Finding OTT's tipping point: three factors could push it past pay-TV subscriber totals

Barbara Kraus, Parks AssociatesThe evolution of content distribution and the consistent growth of over-the-top (OTT) streaming generates industry predictions of the inevitable decline and fall of pay TV. As video ecosystems collide, the industry remains in a state of great change.

While streaming continues to grow, the number of pay-TV subscriptions in the U.S. is expected to remain relatively stable and to continue to grow elsewhere in the world. While media coverage focuses on cord cutting, the impact has been minimal thus far. Total pay-TV subscriptions in the U.S. are expected to decline by 0.3 percent between 2015 and 2019. To some extent, the actual number of subscriptions will be propped up by increases in the number of pay-TV households, although the actual penetration is expected to decline from 83 pereent in 2015 to 80 percent in 2019.

Several issues influence the impact of streaming on pay TV. The key is to try to identify the tipping point -- that point at which consumers believe OTT streaming better fits their needs than does a pay-TV subscription. There are three potential tipping points:

Live TV

Consumer adoption of live TV streaming is good for connected devices, as it will increase usage on those devices. Assuming streaming services have sufficient content available, device makers have the opportunity to provide a holistic content access experience.

Consumers like live TV and sports. At this point, however, most continue to need a pay-TV subscription to watch their local teams. Currently, live TV offerings from streaming providers have some limitations. For example, Dish Networks' Sling TV offers live TV, but has experienced major outages, does not allow for pausing or fast-forwarding during commercials on many channels, and has limited channels for viewing.
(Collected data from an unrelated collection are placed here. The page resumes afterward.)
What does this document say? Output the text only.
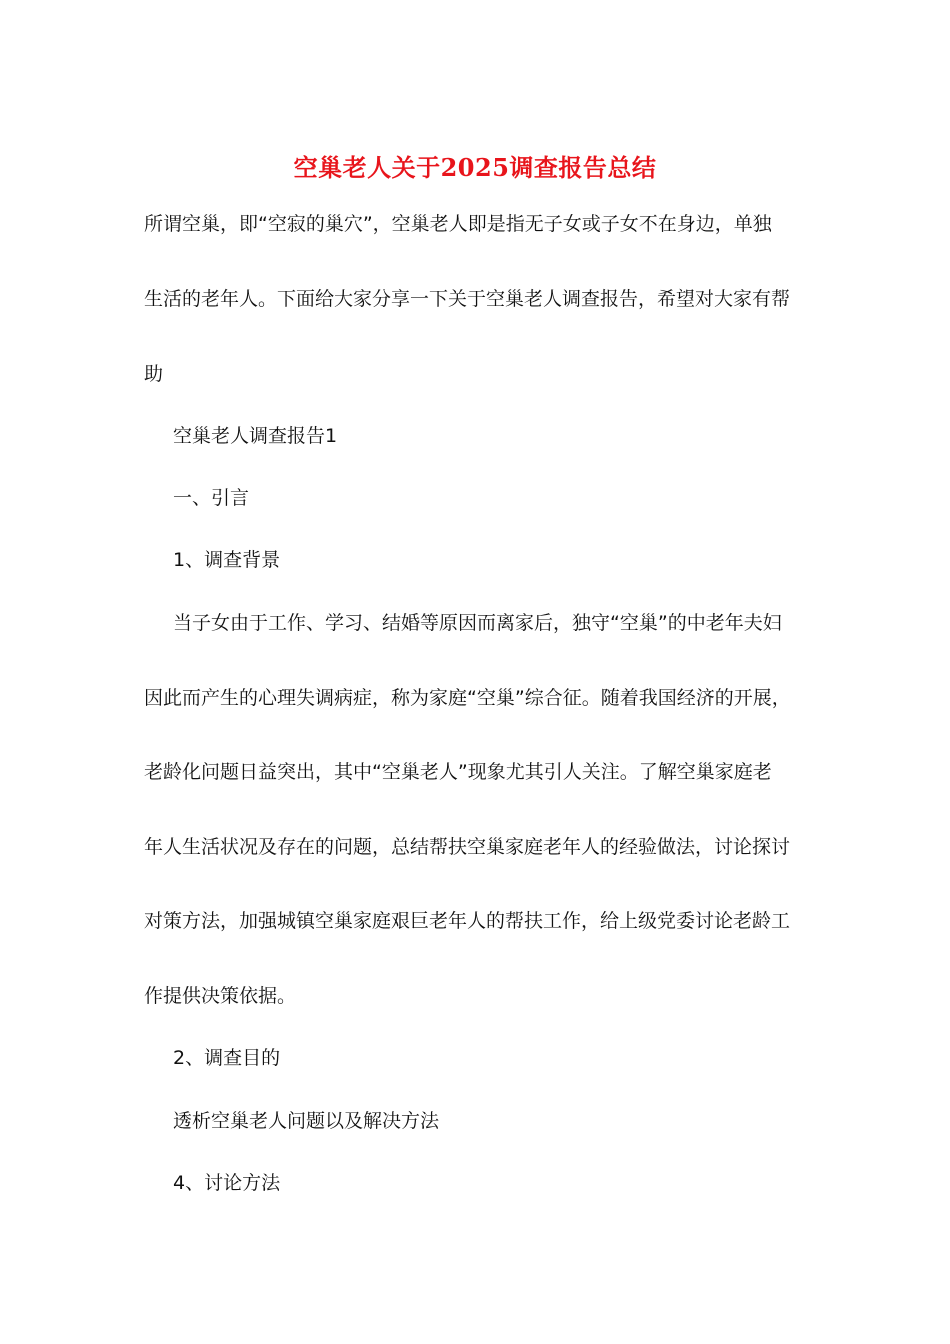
空巢老人关于2025调查报告总结
所谓空巢，即“空寂的巢穴”，空巢老人即是指无子女或子女不在身边，单独
生活的老年人。下面给大家分享一下关于空巢老人调查报告，希望对大家有帮
助
空巢老人调查报告1
一、引言
1、调查背景
当子女由于工作、学习、结婚等原因而离家后，独守“空巢”的中老年夫妇
因此而产生的心理失调病症，称为家庭“空巢”综合征。随着我国经济的开展，
老龄化问题日益突出，其中“空巢老人”现象尤其引人关注。了解空巢家庭老
年人生活状况及存在的问题，总结帮扶空巢家庭老年人的经验做法，讨论探讨
对策方法，加强城镇空巢家庭艰巨老年人的帮扶工作，给上级党委讨论老龄工
作提供决策依据。
2、调查目的
透析空巢老人问题以及解决方法
4、讨论方法
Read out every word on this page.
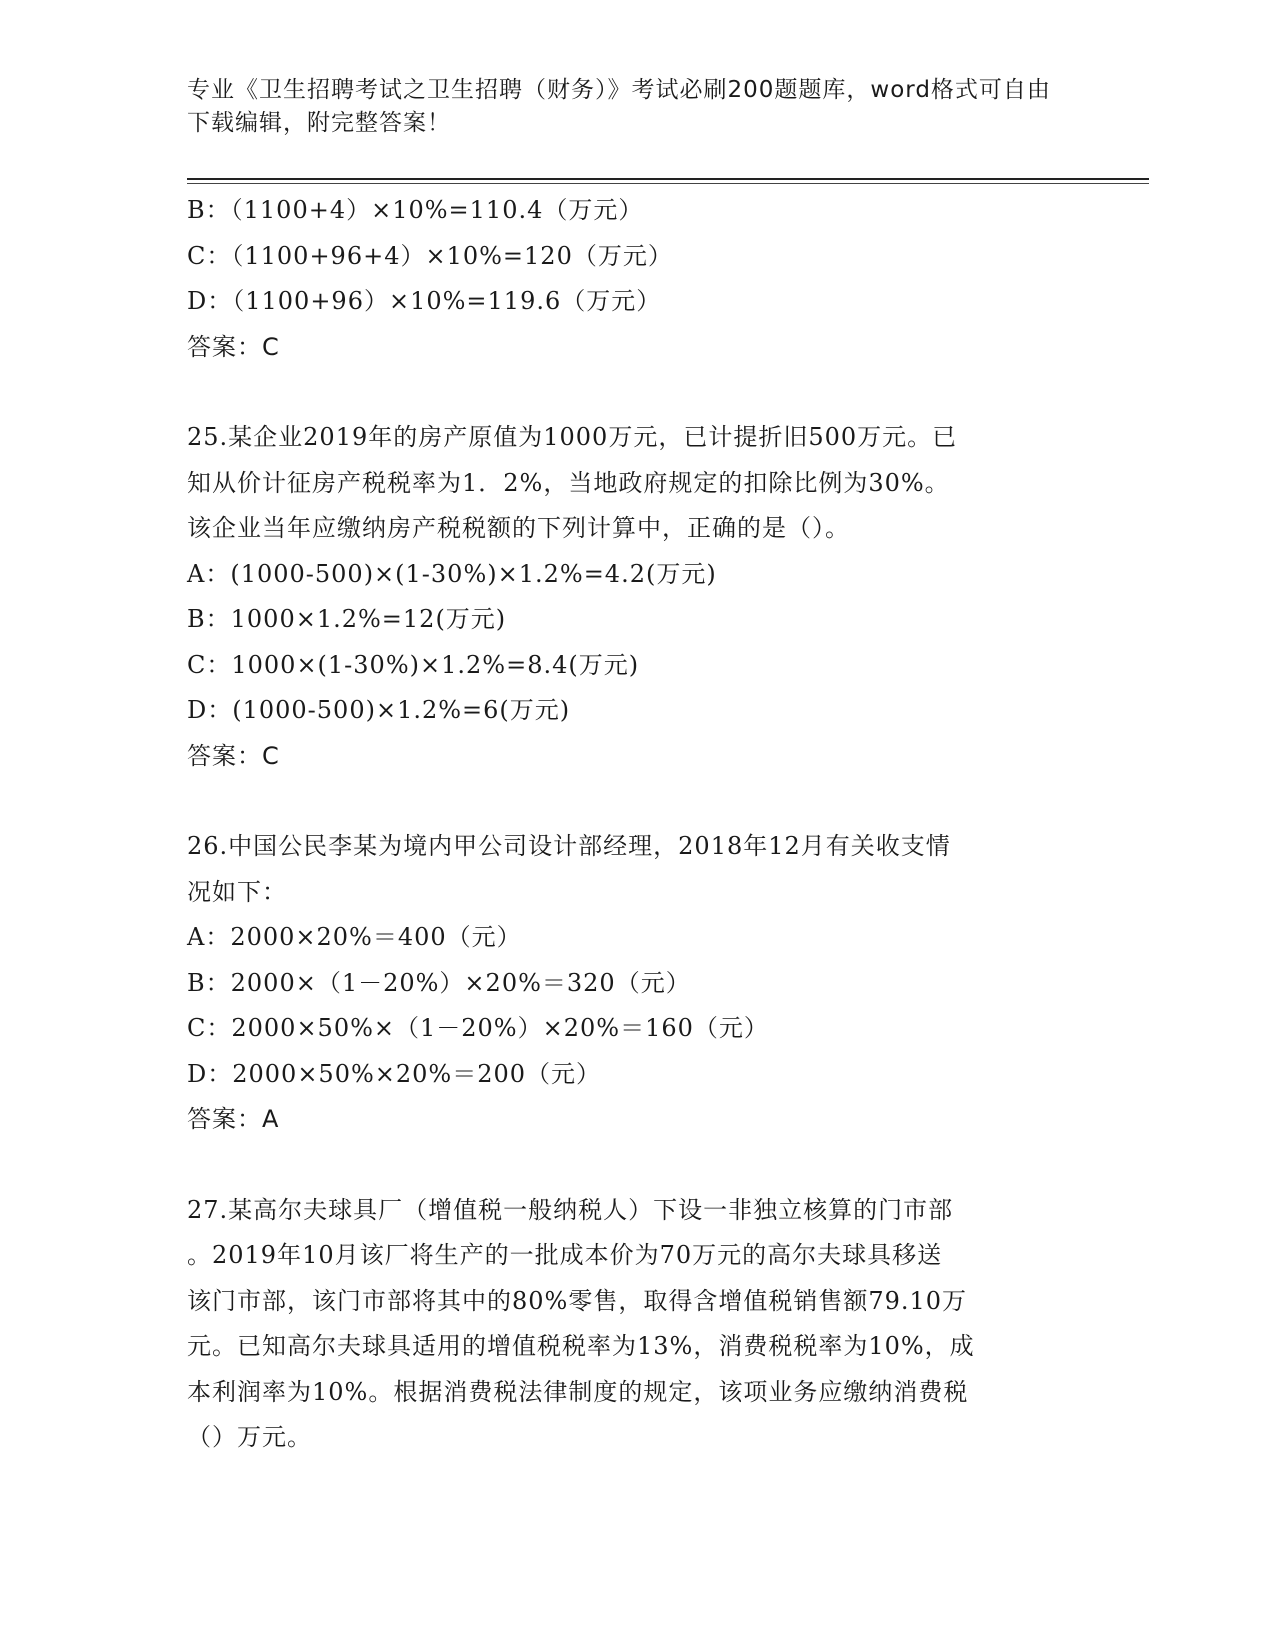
专业《卫生招聘考试之卫生招聘（财务）》考试必刷200题题库，word格式可自由下载编辑，附完整答案！
B：（1100+4）×10%=110.4（万元）
C：（1100+96+4）×10%=120（万元）
D：（1100+96）×10%=119.6（万元）
答案：C
25.某企业2019年的房产原值为1000万元，已计提折旧500万元。已
知从价计征房产税税率为1．2%，当地政府规定的扣除比例为30%。
该企业当年应缴纳房产税税额的下列计算中，正确的是（）。
A：(1000-500)×(1-30%)×1.2%=4.2(万元)
B：1000×1.2%=12(万元)
C：1000×(1-30%)×1.2%=8.4(万元)
D：(1000-500)×1.2%=6(万元)
答案：C
26.中国公民李某为境内甲公司设计部经理，2018年12月有关收支情
况如下：
A：2000×20%＝400（元）
B：2000×（1－20%）×20%＝320（元）
C：2000×50%×（1－20%）×20%＝160（元）
D：2000×50%×20%＝200（元）
答案：A
27.某高尔夫球具厂（增值税一般纳税人）下设一非独立核算的门市部
。2019年10月该厂将生产的一批成本价为70万元的高尔夫球具移送
该门市部，该门市部将其中的80%零售，取得含增值税销售额79.10万
元。已知高尔夫球具适用的增值税税率为13%，消费税税率为10%，成
本利润率为10%。根据消费税法律制度的规定，该项业务应缴纳消费税
（）万元。
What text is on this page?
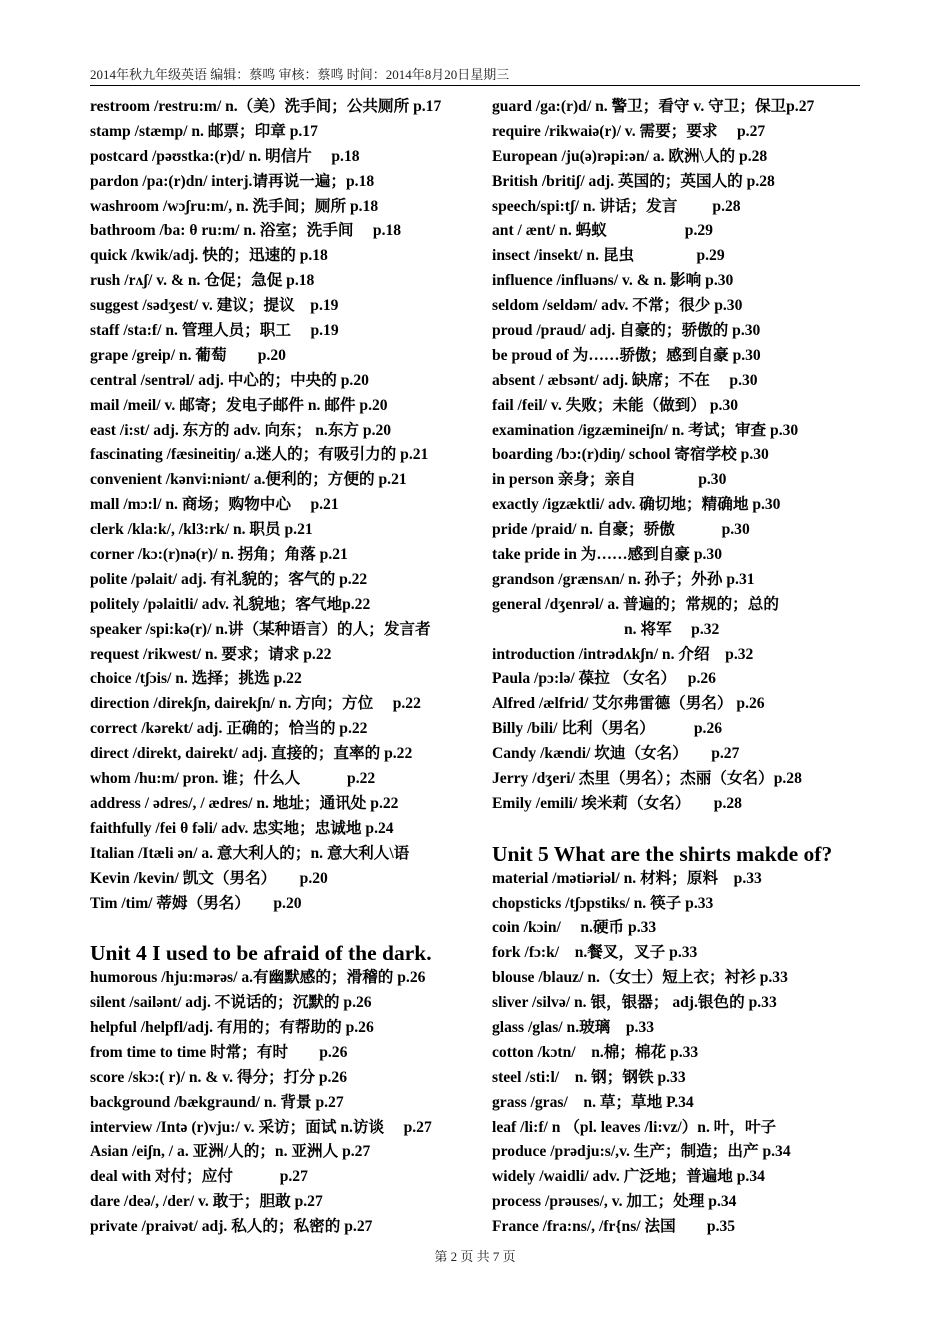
2014年秋九年级英语 编辑：蔡鸣 审核：蔡鸣 时间：2014年8月20日星期三
restroom /restru:m/ n.（美）洗手间；公共厕所 p.17
stamp /stæmp/ n. 邮票；印章 p.17
postcard /pəʊstka:(r)d/ n. 明信片　 p.18
pardon /pa:(r)dn/ interj.请再说一遍；p.18
washroom /wɔʃru:m/, n. 洗手间；厕所 p.18
bathroom /ba: θ ru:m/ n. 浴室；洗手间　 p.18
quick /kwik/adj. 快的；迅速的 p.18
rush /rʌʃ/ v. & n. 仓促；急促 p.18
suggest /sədʒest/ v. 建议；提议　p.19
staff /sta:f/ n. 管理人员；职工　 p.19
grape /greip/ n. 葡萄　　p.20
central /sentrəl/ adj. 中心的；中央的 p.20
mail /meil/ v. 邮寄；发电子邮件 n. 邮件 p.20
east /i:st/ adj. 东方的 adv. 向东； n.东方 p.20
fascinating /fæsineitiŋ/ a.迷人的；有吸引力的 p.21
convenient /kənvi:niənt/ a.便利的；方便的 p.21
mall /mɔ:l/ n. 商场；购物中心　 p.21
clerk /kla:k/, /kl3:rk/ n. 职员 p.21
corner /kɔ:(r)nə(r)/ n. 拐角；角落 p.21
polite /pəlait/ adj. 有礼貌的；客气的 p.22
politely /pəlaitli/ adv. 礼貌地；客气地p.22
speaker /spi:kə(r)/ n.讲（某种语言）的人；发言者
request /rikwest/ n. 要求；请求 p.22
choice /tʃɔis/ n. 选择；挑选 p.22
direction /direkʃn, dairekʃn/ n. 方向；方位　 p.22
correct /kərekt/ adj. 正确的；恰当的 p.22
direct /direkt, dairekt/ adj. 直接的；直率的 p.22
whom /hu:m/ pron. 谁；什么人　　　p.22
address / ədres/, / ædres/ n. 地址；通讯处 p.22
faithfully /fei θ fəli/ adv. 忠实地；忠诚地 p.24
Italian /Itæli ən/ a. 意大利人的；n. 意大利人\语
Kevin /kevin/ 凯文（男名）　　p.20
Tim /tim/ 蒂姆（男名）　　p.20
Unit 4 I used to be afraid of the dark.
humorous /hju:mərəs/ a.有幽默感的；滑稽的 p.26
silent /sailənt/ adj. 不说话的；沉默的 p.26
helpful /helpfl/adj. 有用的；有帮助的 p.26
from time to time 时常；有时　　p.26
score /skɔ:( r)/ n. & v. 得分；打分 p.26
background /bækgraund/ n. 背景 p.27
interview /Intə (r)vju:/ v. 采访；面试 n.访谈　 p.27
Asian /eiʃn, / a. 亚洲/人的；n. 亚洲人 p.27
deal with 对付；应付　　　p.27
dare /deə/, /der/ v. 敢于；胆敢 p.27
private /praivət/ adj. 私人的；私密的 p.27
guard /ga:(r)d/ n. 警卫；看守 v. 守卫；保卫p.27
require /rikwaiə(r)/ v. 需要；要求　 p.27
European /ju(ə)rəpi:ən/ a. 欧洲\人的 p.28
British /britiʃ/ adj. 英国的；英国人的 p.28
speech/spi:tʃ/ n. 讲话；发言　　 p.28
ant / ænt/ n. 蚂蚁　　　　　p.29
insect /insekt/ n. 昆虫　　　　p.29
influence /influəns/ v. & n. 影响 p.30
seldom /seldəm/ adv. 不常；很少 p.30
proud /praud/ adj. 自豪的；骄傲的 p.30
be proud of 为……骄傲；感到自豪 p.30
absent / æbsənt/ adj. 缺席；不在　 p.30
fail /feil/ v. 失败；未能（做到） p.30
examination /igzæmineiʃn/ n. 考试；审查 p.30
boarding /bɔ:(r)diŋ/ school 寄宿学校 p.30
in person 亲身；亲自　　　　p.30
exactly /igzæktli/ adv. 确切地；精确地 p.30
pride /praid/ n. 自豪；骄傲　　　p.30
take pride in 为……感到自豪 p.30
grandson /grænsʌn/ n. 孙子；外孙 p.31
general /dʒenrəl/ a. 普遍的；常规的；总的
n. 将军　 p.32
introduction /intrədʌkʃn/ n. 介绍　p.32
Paula /pɔ:lə/ 葆拉 （女名）　 p.26
Alfred /ælfrid/ 艾尔弗雷德（男名） p.26
Billy /bili/ 比利（男名）　　　p.26
Candy /kændi/ 坎迪（女名）　　p.27
Jerry /dʒeri/ 杰里（男名）；杰丽（女名）p.28
Emily /emili/ 埃米莉（女名）　　p.28
Unit 5 What are the shirts makde of?
material /mətiəriəl/ n. 材料；原料　p.33
chopsticks /tʃɔpstiks/ n. 筷子 p.33
coin /kɔin/　 n.硬币 p.33
fork /fɔ:k/　n.餐叉，叉子 p.33
blouse /blauz/ n.（女士）短上衣；衬衫 p.33
sliver /silvə/ n. 银，银器； adj.银色的 p.33
glass /glas/ n.玻璃　p.33
cotton /kɔtn/　n.棉；棉花 p.33
steel /sti:l/　n. 钢；钢铁 p.33
grass /gras/　n. 草；草地 P.34
leaf /li:f/ n （pl. leaves /li:vz/）n. 叶，叶子
produce /prədju:s/,v. 生产；制造；出产 p.34
widely /waidli/ adv. 广泛地；普遍地 p.34
process /prəuses/, v. 加工；处理 p.34
France /fra:ns/, /fr{ns/ 法国　　p.35
第 2 页 共 7 页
When streamed live TV is as reliable as cable, fiber, or satellite, it will be a more disruptive competitor. Streaming services will be more disruptive with affordably priced ad hoc programming. Both the technical issues and content licensing will take time; so, while more households will adopt streaming live TV, the adoption trend will be gradual.

Content availability

New companies entering the streaming market have hit roadblocks in acquiring content rights. An anticipated 2015 launch by Apple was postponed until 2016 due to slower-than-expected negotiations with content providers. Both Intel and Microsoft made moves to create online streaming services only to pull the plug due to content rights issues.

By virtue of their long-term partnerships that reach footprints with millions of subscribers, traditional pay-TV providers continue to hold the cards in negotiations with content providers. In terms of raw numbers, no streaming devices compete with traditional providers at this time; the number of device categories and brands create a fragmented market.

While content providers are willing to work with streaming services, bundles of channels -- rather than ad hoc channels -- may be required, similar to packages provided by traditional pay-TV providers. Streaming services will not necessarily be able to get the same pricing. Content licensing negotiations are protracted and the content developer owns the cards. However, streaming channels, such as CBS All Access, show great potential for connected devices. With CBS All Access priced at $5.99 per month, the question is how many channels a household will be able to subscribe to on an ad hoc basis -- before the monthly prices meet or exceed that of a cable package. 

Pay-TV subscription prices

Whether annual or more frequent, continued increases in pay-TV pricing with no additional value provided to the subscriber incent consumers to explore disruptive options as those options improve in terms of reliability and content availability.

Competition from OTT streaming services may be the inflection point to force improvements in pay-TV customer service and more competitive pricing. Pay-TV and broadband providers have had little true competition and are still in the position to call their own shots. They are not particularly interested in retaining customers simply because many have nowhere else to go unless the household is willing to switch providers every year or two for new customer promotions. The number of broadband households continues to increase, and pay-TV subscriptions are holding steady in the U.S. and growing across the globe. True and disruptive competition from live streaming has the potential to provide strong subscriber benefits.

That said, pay-TV providers will not sit by and let other entities take their business. When competition improves to the point that it negatively impacts both acquisition and retention, these companies are perfectly capable of adjusting pricing, improving service, and innovating—doing what the market requires to maintain their positions.

When live TV streaming disrupts the market in a major way, cable, satellite, and telco providers are not going to sit idly by. Most will be in a position to implement their own streaming services and offer a complete content access service to consumers -- live, VoD, OTT. The top tier of providers -- AT&T, Comcast, Verizon -- have the deep pockets to price their competition out of the market if that is their strategy.

At some point, a viable streaming service with sufficient content and satisfactory prices will disrupt the market, but that service is not here yet.

Barbara Kraus is Director of Research at Parks Associates.